4 cups skim milk, divided
1 (1 ounce) package instant sugar-free vanilla pudding mix
1 cup egg substitute
1 teaspoon vanilla extract
1/4 teaspoon salt
1/4 teaspoon ground nutmeg
In a medium bowl combine 2 cups milk and pudding mixture; stir well until thickened.
To the pudding add remaining 2 cups milk and egg substitute; mix well. Stir in vanilla extract, salt and nutmeg until well blended and coats a spoon. Refrigerate overnight.
Hazelnut Eggnog
Phases 2 and 3. Cooked like a custard sauce, this eggnog has the thick, rich consistency of the store-bought variety.
6 eggs
1/4 cup granular sugar substitute (such as Splenda in bulk package, not from packets)
1/2 cup Atkins or Da Vinci Sugar Free Hazelnut Syrup
1 1/2 cups fat free half and half
2 cups water
1 teaspoon vanilla extract
In large saucepan, beat together eggs and sugar substitute. In a mixing bowl, mix hazelnut syrup, fat free half and half, and water; stir 2 cups of this mixture into the egg mixture.
Cook over low heat, stirring constantly, until mixture is thick enough to coat a metal spoon (160° F).

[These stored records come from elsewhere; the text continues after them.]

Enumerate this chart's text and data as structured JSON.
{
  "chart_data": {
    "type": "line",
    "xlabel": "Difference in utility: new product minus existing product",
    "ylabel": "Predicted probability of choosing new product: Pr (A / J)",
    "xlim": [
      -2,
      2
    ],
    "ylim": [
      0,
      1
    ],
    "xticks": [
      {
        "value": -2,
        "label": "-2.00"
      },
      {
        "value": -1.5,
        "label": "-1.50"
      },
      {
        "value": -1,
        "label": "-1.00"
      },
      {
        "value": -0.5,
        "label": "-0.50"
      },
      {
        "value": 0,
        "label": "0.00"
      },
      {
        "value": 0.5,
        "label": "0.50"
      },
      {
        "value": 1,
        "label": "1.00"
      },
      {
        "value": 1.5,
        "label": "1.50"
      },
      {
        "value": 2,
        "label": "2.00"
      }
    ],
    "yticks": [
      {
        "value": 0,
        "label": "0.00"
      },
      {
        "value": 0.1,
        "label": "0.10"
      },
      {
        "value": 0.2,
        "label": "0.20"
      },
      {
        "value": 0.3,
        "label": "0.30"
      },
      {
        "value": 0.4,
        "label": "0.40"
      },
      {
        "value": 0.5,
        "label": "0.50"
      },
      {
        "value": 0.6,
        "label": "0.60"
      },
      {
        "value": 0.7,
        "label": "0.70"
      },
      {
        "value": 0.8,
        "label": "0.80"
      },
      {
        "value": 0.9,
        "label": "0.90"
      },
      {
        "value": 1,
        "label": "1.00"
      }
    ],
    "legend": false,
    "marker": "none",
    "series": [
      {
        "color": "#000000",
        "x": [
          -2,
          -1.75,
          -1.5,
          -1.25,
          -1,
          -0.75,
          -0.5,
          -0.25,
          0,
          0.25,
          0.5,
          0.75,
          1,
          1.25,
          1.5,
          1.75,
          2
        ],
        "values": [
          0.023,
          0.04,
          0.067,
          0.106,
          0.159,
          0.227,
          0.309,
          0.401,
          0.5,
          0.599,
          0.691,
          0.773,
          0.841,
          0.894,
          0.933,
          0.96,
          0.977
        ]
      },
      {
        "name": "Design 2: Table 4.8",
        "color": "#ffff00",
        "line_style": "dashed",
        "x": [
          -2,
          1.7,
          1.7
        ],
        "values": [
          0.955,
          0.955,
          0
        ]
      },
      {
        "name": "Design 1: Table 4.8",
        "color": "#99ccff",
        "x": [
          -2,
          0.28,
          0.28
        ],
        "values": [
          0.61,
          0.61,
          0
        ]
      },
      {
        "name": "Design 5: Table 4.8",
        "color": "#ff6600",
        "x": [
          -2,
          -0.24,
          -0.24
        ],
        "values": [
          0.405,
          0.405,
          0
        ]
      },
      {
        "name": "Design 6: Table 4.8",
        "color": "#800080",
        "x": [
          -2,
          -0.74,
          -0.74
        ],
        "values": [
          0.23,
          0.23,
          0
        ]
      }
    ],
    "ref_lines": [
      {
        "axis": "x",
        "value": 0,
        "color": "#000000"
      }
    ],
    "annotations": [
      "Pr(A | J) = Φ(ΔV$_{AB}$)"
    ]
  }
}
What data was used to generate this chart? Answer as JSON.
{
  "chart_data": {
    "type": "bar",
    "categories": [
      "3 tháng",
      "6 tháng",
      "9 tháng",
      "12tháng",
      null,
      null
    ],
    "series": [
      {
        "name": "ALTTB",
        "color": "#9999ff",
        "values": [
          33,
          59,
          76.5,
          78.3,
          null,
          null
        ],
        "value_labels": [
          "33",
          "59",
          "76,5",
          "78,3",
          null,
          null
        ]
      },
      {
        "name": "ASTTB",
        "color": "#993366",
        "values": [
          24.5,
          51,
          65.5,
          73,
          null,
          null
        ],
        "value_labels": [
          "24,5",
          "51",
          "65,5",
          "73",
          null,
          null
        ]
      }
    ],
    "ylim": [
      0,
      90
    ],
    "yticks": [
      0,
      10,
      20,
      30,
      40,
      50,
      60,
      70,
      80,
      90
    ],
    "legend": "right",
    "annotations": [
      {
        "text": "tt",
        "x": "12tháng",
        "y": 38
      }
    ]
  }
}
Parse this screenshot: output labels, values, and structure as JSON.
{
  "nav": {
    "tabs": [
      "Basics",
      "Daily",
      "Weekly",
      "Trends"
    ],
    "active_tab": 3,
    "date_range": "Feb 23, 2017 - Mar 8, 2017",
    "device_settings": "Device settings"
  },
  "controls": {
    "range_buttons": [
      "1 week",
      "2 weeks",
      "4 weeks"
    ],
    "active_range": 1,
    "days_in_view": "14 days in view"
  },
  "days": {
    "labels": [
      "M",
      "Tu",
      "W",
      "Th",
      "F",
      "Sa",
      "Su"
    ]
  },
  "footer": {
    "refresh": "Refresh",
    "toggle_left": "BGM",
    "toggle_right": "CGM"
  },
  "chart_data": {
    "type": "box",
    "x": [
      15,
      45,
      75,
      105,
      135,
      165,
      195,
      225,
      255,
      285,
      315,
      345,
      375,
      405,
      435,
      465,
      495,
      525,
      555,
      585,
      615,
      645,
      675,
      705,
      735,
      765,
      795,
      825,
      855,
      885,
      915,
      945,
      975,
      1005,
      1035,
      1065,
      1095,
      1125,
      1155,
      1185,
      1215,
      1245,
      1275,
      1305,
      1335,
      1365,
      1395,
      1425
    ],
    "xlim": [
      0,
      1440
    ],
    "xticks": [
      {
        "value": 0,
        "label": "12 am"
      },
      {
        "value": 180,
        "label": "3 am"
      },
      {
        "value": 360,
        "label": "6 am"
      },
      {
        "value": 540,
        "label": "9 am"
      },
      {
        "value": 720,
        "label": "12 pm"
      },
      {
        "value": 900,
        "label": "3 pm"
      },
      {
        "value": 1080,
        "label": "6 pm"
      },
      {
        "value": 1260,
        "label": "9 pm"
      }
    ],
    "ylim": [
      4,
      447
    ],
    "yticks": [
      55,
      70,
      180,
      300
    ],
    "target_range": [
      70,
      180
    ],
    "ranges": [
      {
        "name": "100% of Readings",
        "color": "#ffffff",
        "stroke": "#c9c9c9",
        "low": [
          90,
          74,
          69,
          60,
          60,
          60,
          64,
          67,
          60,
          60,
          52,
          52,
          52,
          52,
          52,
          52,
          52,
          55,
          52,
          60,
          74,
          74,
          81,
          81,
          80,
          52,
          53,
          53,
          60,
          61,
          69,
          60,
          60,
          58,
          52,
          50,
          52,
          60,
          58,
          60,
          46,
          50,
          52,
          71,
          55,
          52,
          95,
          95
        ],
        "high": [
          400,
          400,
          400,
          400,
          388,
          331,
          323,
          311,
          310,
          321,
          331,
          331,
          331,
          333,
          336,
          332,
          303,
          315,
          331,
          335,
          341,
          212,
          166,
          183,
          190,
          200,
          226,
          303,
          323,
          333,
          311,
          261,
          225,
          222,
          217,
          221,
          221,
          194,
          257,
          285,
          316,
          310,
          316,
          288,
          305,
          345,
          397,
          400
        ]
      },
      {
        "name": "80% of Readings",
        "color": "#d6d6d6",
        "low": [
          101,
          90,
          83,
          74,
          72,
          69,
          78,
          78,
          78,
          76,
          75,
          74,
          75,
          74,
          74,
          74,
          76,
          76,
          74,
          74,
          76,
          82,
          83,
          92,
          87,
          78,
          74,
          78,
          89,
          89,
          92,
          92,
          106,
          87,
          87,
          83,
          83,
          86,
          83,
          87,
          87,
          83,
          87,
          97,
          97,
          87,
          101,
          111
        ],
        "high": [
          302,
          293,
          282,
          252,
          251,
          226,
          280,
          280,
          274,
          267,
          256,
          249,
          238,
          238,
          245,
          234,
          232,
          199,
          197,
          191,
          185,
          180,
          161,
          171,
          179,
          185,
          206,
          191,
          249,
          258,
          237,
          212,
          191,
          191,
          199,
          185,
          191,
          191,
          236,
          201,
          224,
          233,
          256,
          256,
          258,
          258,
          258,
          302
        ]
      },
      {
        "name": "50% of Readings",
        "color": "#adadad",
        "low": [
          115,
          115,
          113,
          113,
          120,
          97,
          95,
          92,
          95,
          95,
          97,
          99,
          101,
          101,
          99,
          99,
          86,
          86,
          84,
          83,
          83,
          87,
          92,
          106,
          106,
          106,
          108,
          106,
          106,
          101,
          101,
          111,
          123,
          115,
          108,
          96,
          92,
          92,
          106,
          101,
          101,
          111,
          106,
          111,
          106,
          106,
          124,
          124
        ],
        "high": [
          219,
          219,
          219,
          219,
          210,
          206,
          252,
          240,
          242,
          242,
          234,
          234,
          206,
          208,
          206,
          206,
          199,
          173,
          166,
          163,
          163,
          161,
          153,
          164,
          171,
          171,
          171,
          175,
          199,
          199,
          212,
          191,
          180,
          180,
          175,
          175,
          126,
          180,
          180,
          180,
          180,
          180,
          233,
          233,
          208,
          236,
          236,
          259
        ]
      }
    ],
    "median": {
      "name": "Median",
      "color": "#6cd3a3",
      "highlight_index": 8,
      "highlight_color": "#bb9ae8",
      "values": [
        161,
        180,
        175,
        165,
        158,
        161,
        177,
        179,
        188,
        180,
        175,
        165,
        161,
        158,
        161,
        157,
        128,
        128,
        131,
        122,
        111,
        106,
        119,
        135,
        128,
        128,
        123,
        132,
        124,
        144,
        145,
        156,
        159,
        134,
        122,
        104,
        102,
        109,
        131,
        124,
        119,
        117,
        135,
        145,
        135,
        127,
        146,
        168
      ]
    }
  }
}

Remove from heat; stir in remaining 2 cups cream mixture and vanilla. Cover and refrigerate until thoroughly chilled, several hours or overnight.
Sugar-Free Eggless "Eggnog" 1
Phases 2 and 3. Quick and easy. Makes eight six-ounce servings. From www.allrecipes.com: This recipe is good for those who are allergic to eggs, and those who would like an eggnog free of worries. French vanilla pudding, with a little rum flavoring, and nutmeg, and they'll never know.
1 (3.5 ounce) package instant French vanilla pudding
1 1/2 quarts milk (can use skim or 1%)
2 1/2 teaspoons rum flavored extract
1/2 teaspoon nutmeg
In a large bowl, combine the pudding mix with 2 cups of milk, following package directions; allow to chill for 5 minutes.
To the pudding stir in the rum flavoring and nutmeg, then slowly mix in the remaining 4 cups of m ilk until the mixture is a thick but drinkable consistency. Chill until ready to serve.
South Beach Diet Eggnog
Phases 2 and 3. From the South Beach Diet Online's Daily Dish 12/24/03.
1 1/2 cups egg substitute (such as Egg Beaters)
2 tablespoons artificial sweetener (Nutrasweet, aspartame, Splenda, etc.)*
2 tablespoons vanilla
2 (12 ounce) cans evaporated skim milk
3 cups fat-free half-and-half
1 tablespoon brandy extract
Nutmeg
Pour 1 1/2 cups egg substitute into bowl. Add artificial sweetener and mix on medium speed until light and fluffy. Gradually blend in vanilla, evaporated skim milk, fat-free half-and-half, and brandy extract. Chill for 24 hours to blend the flavors. To serve, stir well and sprinkle with nutmeg.
*Note: Doesn't say if this measurement should be packets or granular. Haven't tried it yet, but I would probably use at least 1/2 cup granular Splenda in this recipe.